Y entonces habla Rafael:
—Soluciónenlo bebiendo.
Y así hacen. Se sientan con todos alrededor, todos menos Cazo que sigue perdido buscando al perro. El líquido que beben, como Pablo, no se sabe de dónde ha salido. Al final pierde don Segundo, rabioso porque aquel no es su campo, y culmina diciendo:
—Vale, pero esta noche te toca a ti la guardia.
Y hay risas, y hay bailes, pero Juan no puede ni acercarse a Elelaida, ya que su padre se la lleva a dormir bajo su manta.

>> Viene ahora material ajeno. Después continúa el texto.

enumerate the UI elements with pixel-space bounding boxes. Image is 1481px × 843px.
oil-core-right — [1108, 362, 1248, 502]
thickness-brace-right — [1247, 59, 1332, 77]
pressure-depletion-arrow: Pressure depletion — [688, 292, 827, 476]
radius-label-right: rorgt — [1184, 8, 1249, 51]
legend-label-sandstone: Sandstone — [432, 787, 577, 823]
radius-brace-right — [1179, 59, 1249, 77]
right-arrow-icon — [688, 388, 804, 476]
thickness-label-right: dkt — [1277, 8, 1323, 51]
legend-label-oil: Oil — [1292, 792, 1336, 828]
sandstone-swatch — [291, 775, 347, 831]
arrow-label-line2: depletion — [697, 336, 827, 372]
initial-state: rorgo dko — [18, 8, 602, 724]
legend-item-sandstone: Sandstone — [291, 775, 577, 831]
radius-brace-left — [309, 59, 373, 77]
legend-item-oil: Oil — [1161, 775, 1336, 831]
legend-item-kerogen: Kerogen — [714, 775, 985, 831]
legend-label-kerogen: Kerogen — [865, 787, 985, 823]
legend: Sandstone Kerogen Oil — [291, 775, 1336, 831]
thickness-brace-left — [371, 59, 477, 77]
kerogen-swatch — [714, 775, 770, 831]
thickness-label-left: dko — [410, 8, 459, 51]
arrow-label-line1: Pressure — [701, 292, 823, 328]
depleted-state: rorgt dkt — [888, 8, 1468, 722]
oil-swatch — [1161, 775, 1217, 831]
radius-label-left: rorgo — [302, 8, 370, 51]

Má en un descuido se lleva a Alberto aparte y con un tono desconocido le pregunta que cómo van las cosas y cómo es que está allí. El héroe Peñagrande le contesta con sinceridad:
—Todo está perdido, señora, son imparables. Todo está perdido.
Y al final solo quedan las ascuas de la hoguera que nunca muere y Juan pensando feliz, haciendo guardia apoyado en su fusil. Le quema el rostro por los agarrones del suegro pero se va diciendo:
—Mañana no, ni al otro. Pero uno de estos días me planto ante don Segundo y le digo que quiero dar un paseo con Elelaida. No va a poder decir que no. Todo va a ir rodado, sí, rodado.
Y entonces, por el alcohol, por el dolor, por la felicidad, cierra los ojos y se dice que no se va a dormir. Se imagina que es sargento de brigada y cada poco para y grita «¡Estoy despierto!», y así con sus hombres se interna en un poblado y estos desaparecen y el poblado también y lo envuelve como una niebla púrpura y ahí, dormido, el sargento sigue gritando que está despierto.
Me imagino que Cazo se sentirá perdido cuando encuentre al perro y vuelva al campamento mañana. Esta noche los casacas verdes, tropas de élite del ejército Su Majestad, degollarán al vigía dormido y cumplirán su principio de igualdad de matarlos a todos: hombres, mujeres y niños.